Accelerating Flash-X Simulations with Asynchronous I/O...

by Rajeev Jain, Houjun Tang, Akash Dhruv, James A Harris, Suren Byna
Publication Type
Conference Paper
Book Title
2022 IEEE/ACM International Parallel Data Systems Workshop (PDSW)
Publication Date
Page Numbers
13 to 19
Issue
1
Publisher Location
New Jersey, United States of America
Conference Name
7th International Parallel Data Systems Workshop (PDSW 2022)
Conference Location
Dallas, Texas, United States of America
Conference Sponsor
IEEE COMPUTER SOCIETY
Conference Date
-

Most high-fidelity physics simulation codes, such as Flash-X, need to save intermediate results (checkpoint files) to restart or gain insights into the evolution of the simulation. These simulation codes save such intermediate files synchronously, where computation is stalled while the data is written to storage. Depending on the problem size and computational requirements, this file write time can be a substantial portion of the total simulation time.
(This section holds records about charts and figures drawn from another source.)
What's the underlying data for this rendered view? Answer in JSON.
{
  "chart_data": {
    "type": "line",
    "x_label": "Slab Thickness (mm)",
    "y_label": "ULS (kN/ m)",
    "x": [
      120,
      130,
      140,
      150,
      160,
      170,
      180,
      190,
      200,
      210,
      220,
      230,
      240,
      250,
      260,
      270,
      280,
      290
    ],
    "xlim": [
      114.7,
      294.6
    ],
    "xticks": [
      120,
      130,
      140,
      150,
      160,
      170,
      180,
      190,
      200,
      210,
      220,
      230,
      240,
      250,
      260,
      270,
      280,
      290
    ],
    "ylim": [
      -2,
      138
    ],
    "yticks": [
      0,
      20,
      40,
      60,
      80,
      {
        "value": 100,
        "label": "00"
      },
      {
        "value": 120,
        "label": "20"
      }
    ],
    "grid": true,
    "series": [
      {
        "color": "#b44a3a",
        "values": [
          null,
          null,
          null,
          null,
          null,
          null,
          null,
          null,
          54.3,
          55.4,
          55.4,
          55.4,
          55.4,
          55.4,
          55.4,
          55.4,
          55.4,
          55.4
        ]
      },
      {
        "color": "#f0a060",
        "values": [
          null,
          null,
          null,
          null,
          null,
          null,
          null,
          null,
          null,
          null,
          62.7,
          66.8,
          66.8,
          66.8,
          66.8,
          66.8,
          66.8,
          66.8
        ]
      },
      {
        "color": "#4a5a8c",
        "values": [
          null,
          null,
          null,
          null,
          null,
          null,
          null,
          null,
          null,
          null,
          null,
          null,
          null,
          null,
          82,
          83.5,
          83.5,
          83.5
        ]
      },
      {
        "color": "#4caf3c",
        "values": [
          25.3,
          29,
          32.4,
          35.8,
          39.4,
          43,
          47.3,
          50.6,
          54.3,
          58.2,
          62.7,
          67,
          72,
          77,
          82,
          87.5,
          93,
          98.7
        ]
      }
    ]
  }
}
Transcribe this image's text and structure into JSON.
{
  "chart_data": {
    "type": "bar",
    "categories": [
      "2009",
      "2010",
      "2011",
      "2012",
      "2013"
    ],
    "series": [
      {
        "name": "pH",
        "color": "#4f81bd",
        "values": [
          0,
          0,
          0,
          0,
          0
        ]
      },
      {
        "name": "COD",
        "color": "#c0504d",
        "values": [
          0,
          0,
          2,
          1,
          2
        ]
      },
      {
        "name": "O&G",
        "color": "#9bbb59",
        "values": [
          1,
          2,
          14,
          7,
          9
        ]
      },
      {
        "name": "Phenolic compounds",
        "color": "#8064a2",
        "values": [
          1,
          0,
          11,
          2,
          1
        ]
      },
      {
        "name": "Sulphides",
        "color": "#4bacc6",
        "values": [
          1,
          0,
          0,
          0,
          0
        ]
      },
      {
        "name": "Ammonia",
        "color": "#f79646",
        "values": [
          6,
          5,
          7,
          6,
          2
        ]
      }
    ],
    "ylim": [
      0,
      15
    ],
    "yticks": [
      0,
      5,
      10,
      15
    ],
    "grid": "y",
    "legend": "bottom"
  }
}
In order to hide the I/O latency of checkpointing, asynchronous I/O methods have been introduced. These methods use background threads for performing I/O while the main threads continue with the simulation. The usage of background threads can compete for resources on the node as well as with communication. In this paper, we evaluate the overheads and the overall benefit of asynchronous I/O in HDF5 to simulations. Results from real-world high-fidelity simulations on the Summit supercomputer show that I/O operation is overlapped with application communication or computation or both, effectively hiding some or all of the I/O latency. Our evaluation shows that while using asynchronous I/O adds overhead to the application, the I/O time reduction is more significant, resulting in overall up to 1.5X performance speedup.